他にも、汚水処理、慰安婦表現、皇位継承に向けた養子制度など、積年の問題にしっかり手をつけてきた実績もある。
菅政権のコロナ対策
菅政権を断罪する意見としては、コロナ対策が後手後手で一向に市民の生活と社会不安が改善しない、緊急事態宣言等における規制ばかりで補償がまったく追いついていない、という声が大きい。しかし、コロナウイルスにどう対処するかなど、誰もわからないのである。日本のコロナ施策に失敗もたくさんあった。しかし、世界レベルから見て日本は感染数は極めて少なく、ワクチン接種率も大幅に改善を果たした。ファイザーに直談判しワクチン提供を約束させたのは総理の功績だ。+と−をガッチャンすれば、多分日本はいい線行ってる方なのではないか。
菅政権の不人気
それでも菅政権はあまりに不人気である。そう、不人気。

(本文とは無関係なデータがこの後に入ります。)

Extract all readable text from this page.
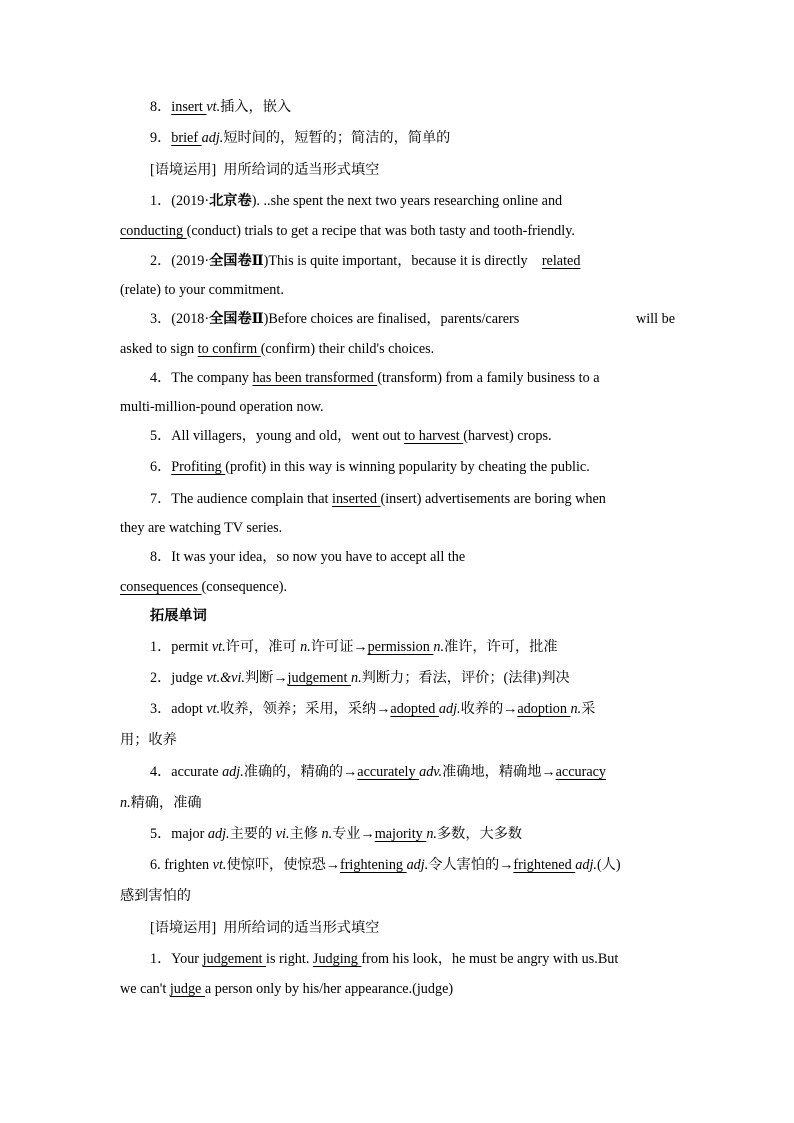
8．insert vt.插入，嵌入
9．brief adj.短时间的，短暂的；简洁的，简单的
[语境运用] 用所给词的适当形式填空
1．(2019·北京卷). ..she spent the next two years researching online and
conducting (conduct) trials to get a recipe that was both tasty and tooth-friendly.
2．(2019·全国卷Ⅱ)This is quite important，because it is directly related
(relate) to your commitment.
3．(2018·全国卷Ⅱ)Before choices are finalised，parents/carers	will be
asked to sign to confirm (confirm) their child's choices.
4．The company has been transformed (transform) from a family business to a
multi-million-pound operation now.
5．All villagers，young and old，went out to harvest (harvest) crops.
6．Profiting (profit) in this way is winning popularity by cheating the public.
7．The audience complain that inserted (insert) advertisements are boring when
they are watching TV series.
8．It was your idea，so now you have to accept all the
consequences (consequence).
拓展单词
1．permit vt.许可，准可 n.许可证→permission n.准许，许可，批准
2．judge vt.&vi.判断→judgement n.判断力；看法，评价；(法律)判决
3．adopt vt.收养，领养；采用，采纳→adopted adj.收养的→adoption n.采
用；收养
4．accurate adj.准确的，精确的→accurately adv.准确地，精确地→accuracy
n.精确，准确
5．major adj.主要的 vi.主修 n.专业→majority n.多数，大多数
6. frighten vt.使惊吓，使惊恐→frightening adj.令人害怕的→frightened adj.(人)
感到害怕的
[语境运用] 用所给词的适当形式填空
1．Your judgement is right. Judging from his look，he must be angry with us.But
we can't judge a person only by his/her appearance.(judge)
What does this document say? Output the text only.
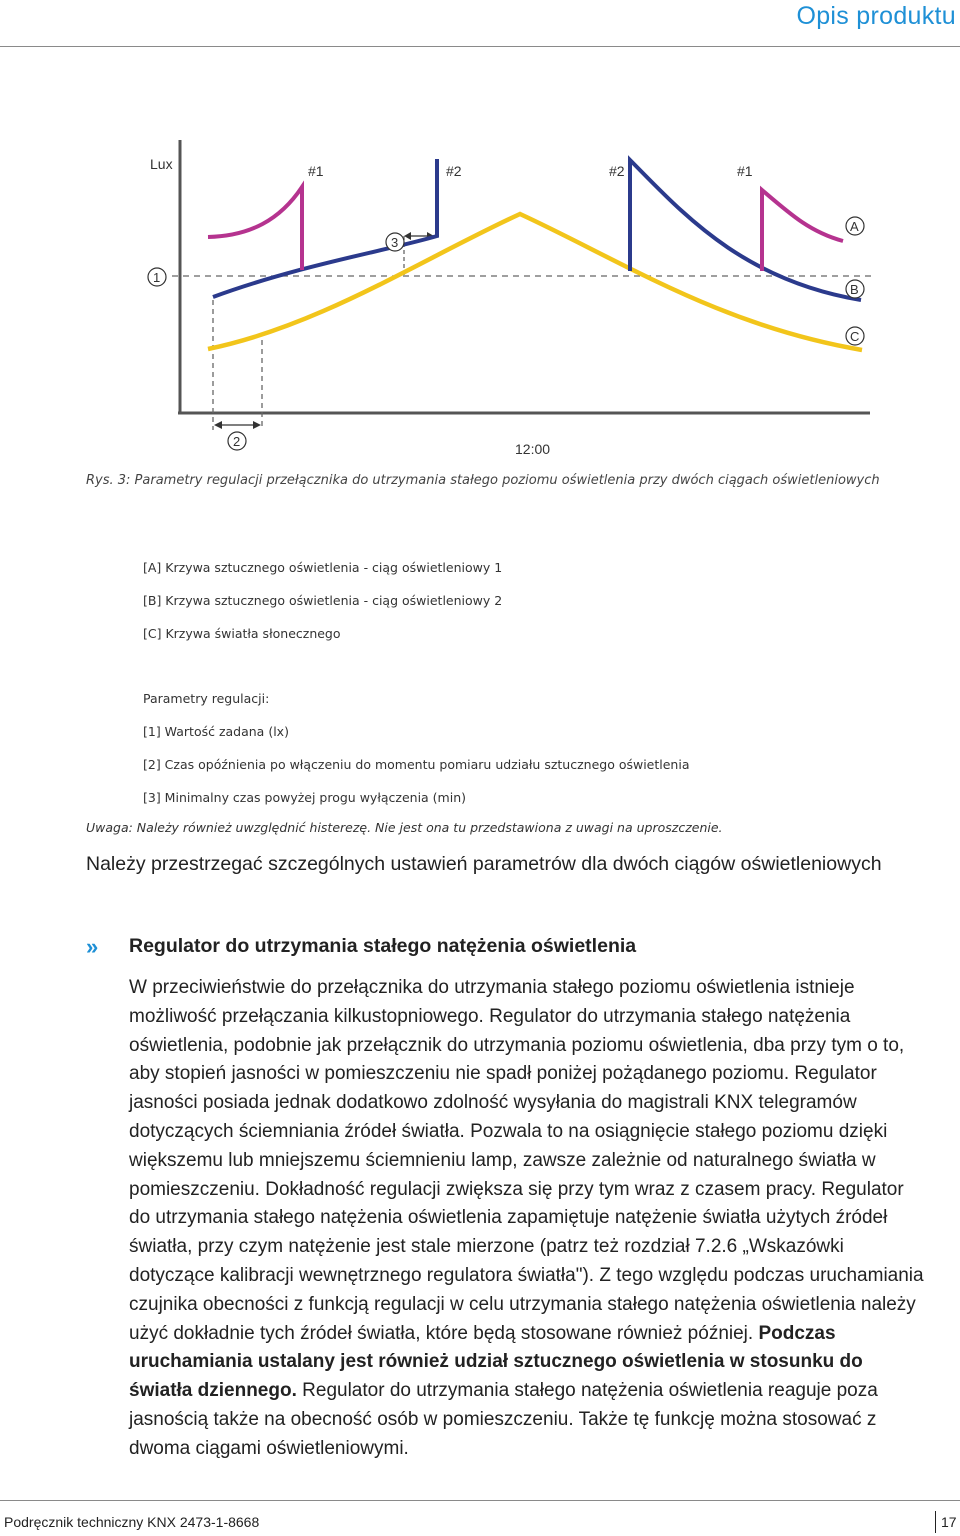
Opis produktu
Lux	#1	#2	#2	#1
1
2
3
A
B
C
12:00
Rys. 3: Parametry regulacji przełącznika do utrzymania stałego poziomu oświetlenia przy dwóch ciągach oświetleniowych
[A] Krzywa sztucznego oświetlenia - ciąg oświetleniowy 1
[B] Krzywa sztucznego oświetlenia - ciąg oświetleniowy 2
[C] Krzywa światła słonecznego
Parametry regulacji:
[1] Wartość zadana (lx)
[2] Czas opóźnienia po włączeniu do momentu pomiaru udziału sztucznego oświetlenia
[3] Minimalny czas powyżej progu wyłączenia (min)
Uwaga: Należy również uwzględnić histerezę. Nie jest ona tu przedstawiona z uwagi na uproszczenie.
Należy przestrzegać szczególnych ustawień parametrów dla dwóch ciągów oświetleniowych
» Regulator do utrzymania stałego natężenia oświetlenia
W przeciwieństwie do przełącznika do utrzymania stałego poziomu oświetlenia istnieje możliwość przełączania kilkustopniowego. Regulator do utrzymania stałego natężenia oświetlenia, podobnie jak przełącznik do utrzymania poziomu oświetlenia, dba przy tym o to, aby stopień jasności w pomieszczeniu nie spadł poniżej pożądanego poziomu. Regulator jasności posiada jednak dodatkowo zdolność wysyłania do magistrali KNX telegramów dotyczących ściemniania źródeł światła. Pozwala to na osiągnięcie stałego poziomu dzięki większemu lub mniejszemu ściemnieniu lamp, zawsze zależnie od naturalnego światła w pomieszczeniu. Dokładność regulacji zwiększa się przy tym wraz z czasem pracy. Regulator do utrzymania stałego natężenia oświetlenia zapamiętuje natężenie światła użytych źródeł światła, przy czym natężenie jest stale mierzone (patrz też rozdział 7.2.6 „Wskazówki dotyczące kalibracji wewnętrznego regulatora światła"). Z tego względu podczas uruchamiania czujnika obecności z funkcją regulacji w celu utrzymania stałego natężenia oświetlenia należy użyć dokładnie tych źródeł światła, które będą stosowane również później. Podczas uruchamiania ustalany jest również udział sztucznego oświetlenia w stosunku do światła dziennego. Regulator do utrzymania stałego natężenia oświetlenia reaguje poza jasnością także na obecność osób w pomieszczeniu. Także tę funkcję można stosować z dwoma ciągami oświetleniowymi.
Podręcznik techniczny KNX 2473-1-8668	17
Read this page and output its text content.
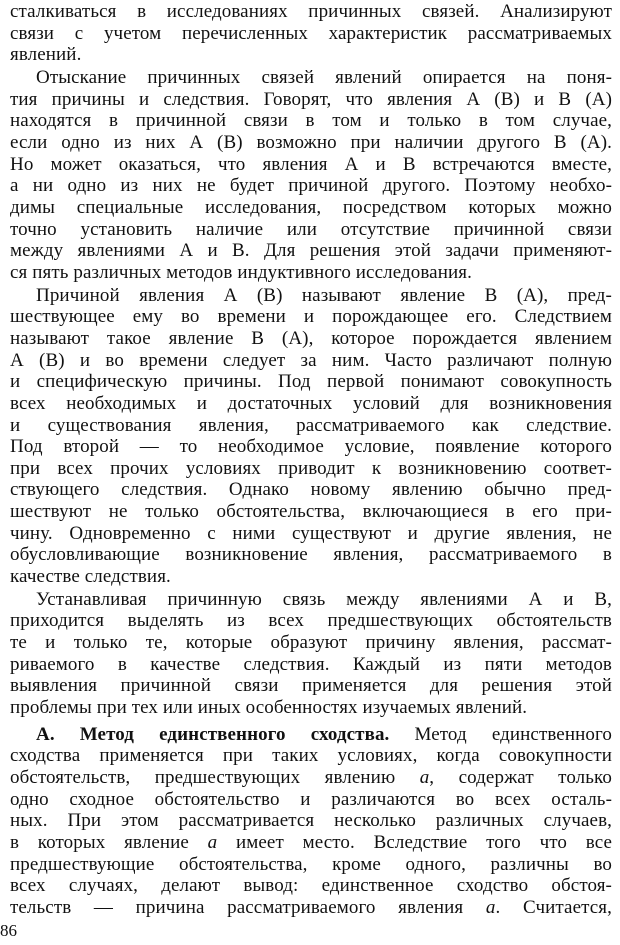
сталкиваться в исследованиях причинных связей. Анализируют
связи с учетом перечисленных характеристик рассматриваемых
явлений.
Отыскание причинных связей явлений опирается на поня-
тия причины и следствия. Говорят, что явления А (В) и В (А)
находятся в причинной связи в том и только в том случае,
если одно из них А (В) возможно при наличии другого В (А).
Но может оказаться, что явления А и В встречаются вместе,
а ни одно из них не будет причиной другого. Поэтому необхо-
димы специальные исследования, посредством которых можно
точно установить наличие или отсутствие причинной связи
между явлениями А и В. Для решения этой задачи применяют-
ся пять различных методов индуктивного исследования.
Причиной явления А (В) называют явление В (А), пред-
шествующее ему во времени и порождающее его. Следствием
называют такое явление В (А), которое порождается явлением
А (В) и во времени следует за ним. Часто различают полную
и специфическую причины. Под первой понимают совокупность
всех необходимых и достаточных условий для возникновения
и существования явления, рассматриваемого как следствие.
Под второй — то необходимое условие, появление которого
при всех прочих условиях приводит к возникновению соответ-
ствующего следствия. Однако новому явлению обычно пред-
шествуют не только обстоятельства, включающиеся в его при-
чину. Одновременно с ними существуют и другие явления, не
обусловливающие возникновение явления, рассматриваемого в
качестве следствия.
Устанавливая причинную связь между явлениями А и В,
приходится выделять из всех предшествующих обстоятельств
те и только те, которые образуют причину явления, рассмат-
риваемого в качестве следствия. Каждый из пяти методов
выявления причинной связи применяется для решения этой
проблемы при тех или иных особенностях изучаемых явлений.
А. Метод единственного сходства. Метод единственного
сходства применяется при таких условиях, когда совокупности
обстоятельств, предшествующих явлению a, содержат только
одно сходное обстоятельство и различаются во всех осталь-
ных. При этом рассматривается несколько различных случаев,
в которых явление a имеет место. Вследствие того что все
предшествующие обстоятельства, кроме одного, различны во
всех случаях, делают вывод: единственное сходство обстоя-
тельств — причина рассматриваемого явления a. Считается,
86
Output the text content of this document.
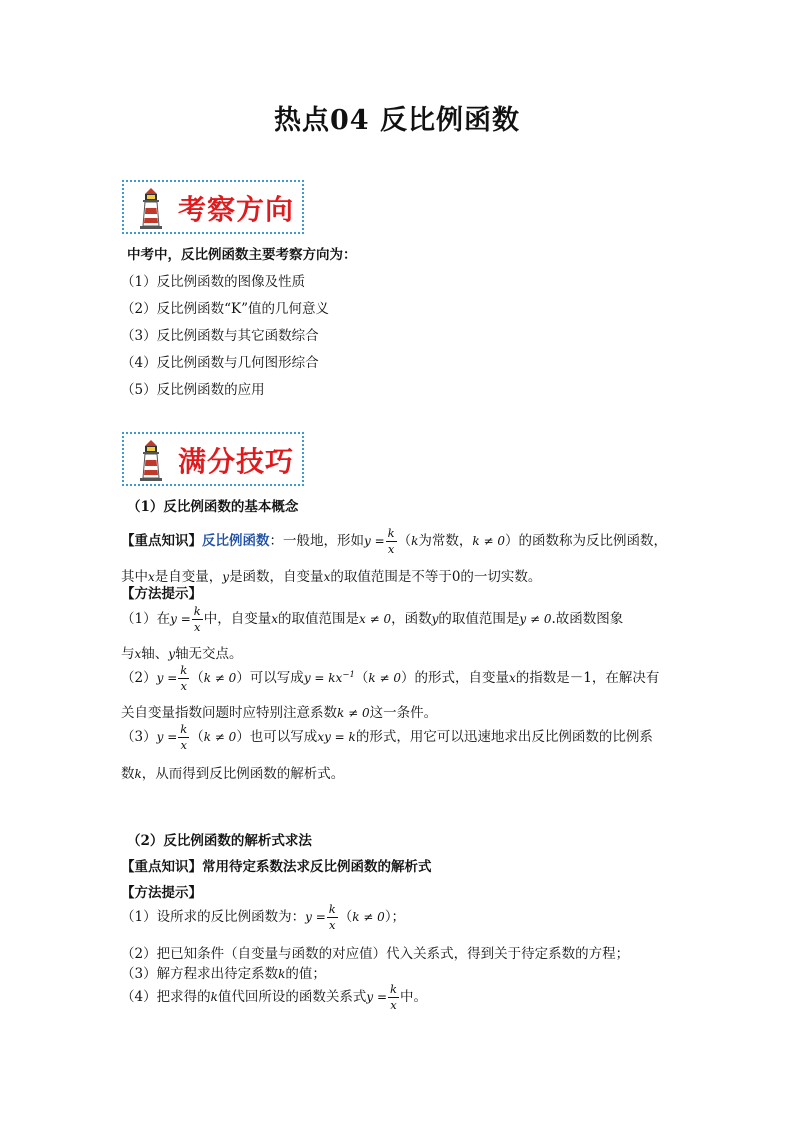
热点04 反比例函数
考察方向
中考中，反比例函数主要考察方向为：
（1）反比例函数的图像及性质
（2）反比例函数“K”值的几何意义
（3）反比例函数与其它函数综合
（4）反比例函数与几何图形综合
（5）反比例函数的应用
满分技巧
（1）反比例函数的基本概念
【重点知识】反比例函数：一般地，形如$y = \frac{k}{x} (k$为常数，k ≠ 0）的函数称为反比例函数，
其中x是自变量，y是函数，自变量x的取值范围是不等于0的一切实数。
【方法提示】
（1）在$y = \frac{k}{x}$ 中，自变量x的取值范围是x ≠ 0，函数y的取值范围是y ≠ 0.故函数图象
与x轴、y轴无交点。
$(2)y = \frac{k}{x} (k \ne 0)$可以写成$y = kx^{-1}(k \ne 0)$的形式，自变量x的指数是－1，在解决有
关自变量指数问题时应特别注意系数k ≠ 0这一条件。
$(3)y = \frac{k}{x} (k \ne 0)$也可以写成xy = k的形式，用它可以迅速地求出反比例函数的比例系
数k，从而得到反比例函数的解析式。
（2）反比例函数的解析式求法
【重点知识】常用待定系数法求反比例函数的解析式
【方法提示】
（1）设所求的反比例函数为：$y = \frac{k}{x} (k \ne 0)$；
（2）把已知条件（自变量与函数的对应值）代入关系式，得到关于待定系数的方程；
（3）解方程求出待定系数k的值；
（4）把求得的k值代回所设的函数关系式$y = \frac{k}{x}$ 中。
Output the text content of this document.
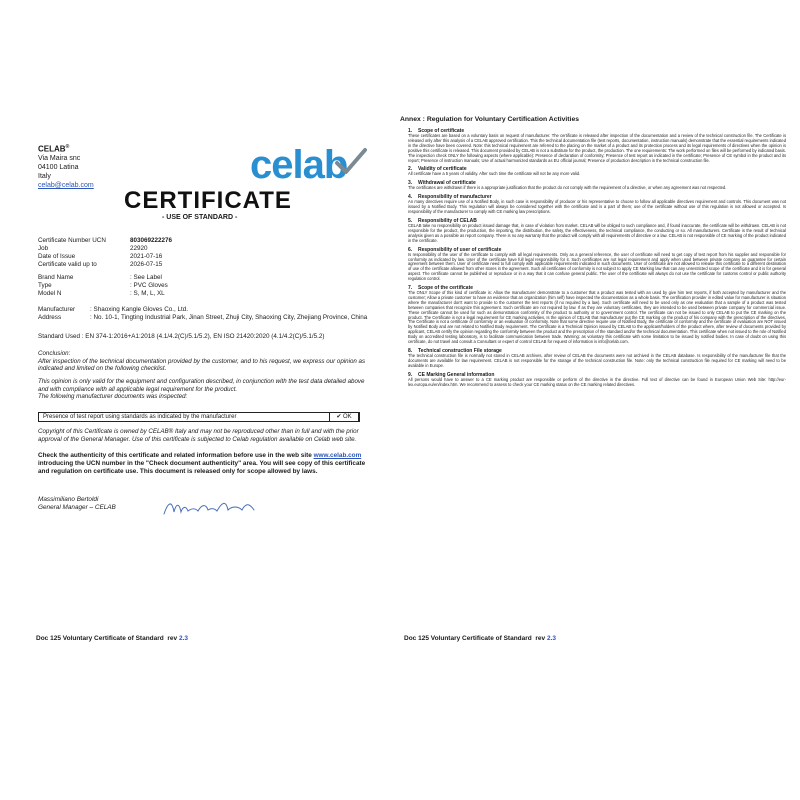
CELAB®
Via Maira snc
04100 Latina
Italy
celab@celab.com	celab
CERTIFICATE
- USE OF STANDARD -
Certificate Number UCN	803069222276
Job	22920
Date of Issue	2021-07-16
Certificate valid up to	2026-07-15
Brand Name	: See Label
Type	: PVC Gloves
Model N	: S, M, L, XL
Manufacturer	: Shaoxing Kangle Gloves Co., Ltd.
Address	: No. 10-1, Tingting Industrial Park, Jinan Street, Zhuji City, Shaoxing City, Zhejiang Province, China
Standard Used : EN 374-1:2016+A1:2018 (4.1/4.2(C)/5.1/5.2), EN ISO 21420:2020 (4.1/4.2(C)/5.1/5.2)
Conclusion:
After inspection of the technical documentation provided by the customer, and to his request, we express our opinion as indicated and limited on the following checklist.
This opinion is only valid for the equipment and configuration described, in conjunction with the test data detailed above and with compliance with all applicable legal requirement for the product.
The following manufacturer documents was inspected:
Presence of test report using standards as indicated by the manufacturer	✔ OK
Copyright of this Certificate is owned by CELAB® Italy and may not be reproduced other than in full and with the prior approval of the General Manager. Use of this certificate is subjected to Celab regulation available on Celab web site.
Check the authenticity of this certificate and related information before use in the web site www.celab.com introducing the UCN number in the "Check document authenticity" area. You will see copy of this certificate and regulation on certificate use. This document is released only for scope allowed by laws.
Massimiliano Bertoldi
General Manager – CELAB
Doc 125 Voluntary Certificate of Standard rev 2.3
Annex : Regulation for Voluntary Certification Activities
1. Scope of certificate
These certificates are based on a voluntary basis on request of manufacturer. The certificate is released after inspection of the documentation and a review of the technical construction file. The Certificate is released only after this analysis of a CELAB approved certification. This the technical documentation file (test reports, documentation, instruction manuals) demonstrate that the essential requirements indicated in the directive have been covered. Note: this technical requirement are referred to the placing on the market of a product and its protection process and its legal requirements of directives when the opinion is positive this certificate is released. This document provided by CELAB is not a substitute for the product, the production. The one requirements: The work performed on files will be performed by indicated basis. The inspection check ONLY the following aspects (where applicable): Presence of declaration of conformity; Presence of test report as indicated in the certificate; Presence of CE symbol in the product and its report; Presence of instruction manuals; Use of actual harmonized standards as EU official journal; Presence of production description in the technical construction file.
2. Validity of certificate
All certificate have a 5 years of validity. After such time the certificate will not be any more valid.
3. Withdrawal of certificate
The certificates are withdrawn if there is a appropriate justification that the product do not comply with the requirement of a directive, or when any agreement was not respected.
4. Responsibility of manufacturer
An many directives require use of a Notified Body, in such case is responsibility of producer or his representative to choose to follow all applicable directives requirement and controls. This document was not issued by a Notified Body. This regulation will always be considered together with the certificate and is a part of them; use of the certificate without use of this regulation is not allowed or accepted. Is responsibility of the manufacturer to comply with CE marking law prescriptions.
5. Responsibility of CELAB
CELAB take no responsibility on product issued damage that, in case of violation from market. CELAB will be obliged to such compliance and, if found inaccurate, the certificate will be withdrawn. CELAB is not responsible for the product, the production, the importing, the distribution, the safety, the effectiveness, the technical compliance, the conducting or so. All manufacturers. Certificate is the result of technical analysis given as a possible as report company. There is no any warranty that the product will comply with all requirements of directive or a law. CELAB is not responsible of CE marking of the product indicated in the certificate.
6. Responsibility of user of certificate
Is responsibility of the user of the certificate to comply with all legal requirements. Only as a general reference, the user of certificate will need to get copy of test report from his supplier and responsible for conformity as indicated by law. User of the certificate have full legal responsibility for it. Such certificates are not legal requirement and apply when used between private company as guarantee for certain agreement between them. User of certificate need to full comply with applicable requirements indicated in such documents. User of certificate are not allowed to release this certificate to a different destination of use of the certificate allowed from other stores in the agreement. Such all certificates of conformity is not subject to apply CE Marking law that can any unrestricted scope of the certificate and it is for general aspect. The certificate cannot be published or reproduce or in a way that it can confuse general public. The user of the certificate will always do not use the certificate for customs control or public authority regulation control.
7. Scope of the certificate
The ONLY Scope of this kind of certificate is: Allow the manufacturer demonstrate to a customer that a product was tested with an used by give him test reports, if both accepted by manufacturer and the customer; Allow a private customer to have an evidence that an organization (him self) have inspected the documentation as a whole basis. The certification provider in edited value for manufacturer is situation where the manufacturer don't want to provide to the customer the test reports (if no required by a law). Such certificate will need to be used only as one evaluation that a sample of a product was tested between companies that recognize this agreement. Such certificate are not required by law. If as they are voluntary certificates, they are intended to be used between private company for commercial issue. These certificate cannot be used for such as demonstration conformity of the product to authority or to government control. The certificate can not be issued to only CELAB to put the CE marking on the product. The Certificate is not a legal requirement for CE marking activities. Is the opinion of CELAB that manufacturer put the CE marking on the product of his company with the prescription of the directives. The Certificate is not a certificate of conformity or an evaluation of conformity. Note that some directive require use of Notified Body, the certificate of conformity and the certificate of evaluation are NOT issued by Notified Body and are not related to Notified Body requirement. The Certificate is a Technical Opinion issued by CELAB to the applicant/holders of the product where, after review of documents provided by applicant, CELAB certify the opinion regarding the conformity between the product and the prescription of the standard and/or the technical documentation. This certificate when not issued to the role of Notified Body on accredited testing laboratory, is to facilitate communication between trade. Warning: as voluntary this certificate with some limitation to be issued by notified bodies. In case of doubt on using this certificate, do not travel and consult a Consultant or expert of control CELAB for request of information is info@celab.com.
8. Technical construction File storage
The technical construction file is normally not stored in CELAB archives, after review of CELAB the documents were not archived in the CELAB database. Is responsibility of the manufacturer file that the documents are available for law requirement. CELAB is not responsible for the storage of the technical construction file. Note: only the technical construction file required for CE marking will need to be available in Europe.
9. CE Marking General information
All persons would have to answer to a CE marking product are responsible or perform of the directive in the directive. Full text of directive can be found in European Union Web Site: http://eur-lex.europa.eu/en/index.htm. We recommend to assess to check your CE marking status on the CE marking related directives.
Doc 125 Voluntary Certificate of Standard rev 2.3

人びとの好き嫌い、感覚の問題だ。菅総理の口から出てくるコメントはぶっきらぼう、棒読み、不誠実な印象だった。政治家のくせにフリートークの本当に下手な人だと思う。マスコミはそこを突き、暗いイメージを煽った。政権維持だけを考えれば、菅総理は陰でパフォーマンス能力を磨くべきだったのだ。トークのテクニックを伝授するコンサルなんて世に吐いて捨てるほどいるだろうに。
次代の政権
退陣が決まった以上は、次のことを考えよう。日本は、世の中は、やはり今、かなり危うい状況だと思う。コロナについてはわからない。ワクチンが効を奏して終息に向かうかもしれないし、ラムダじゃミューじゃが猛威を奮ってまた人類が瀕死の状態になるかもしれない。問題は経済政策と対中国だ。その2点について明確なコンセプトを持つ政治家に次代を担っていただきたい。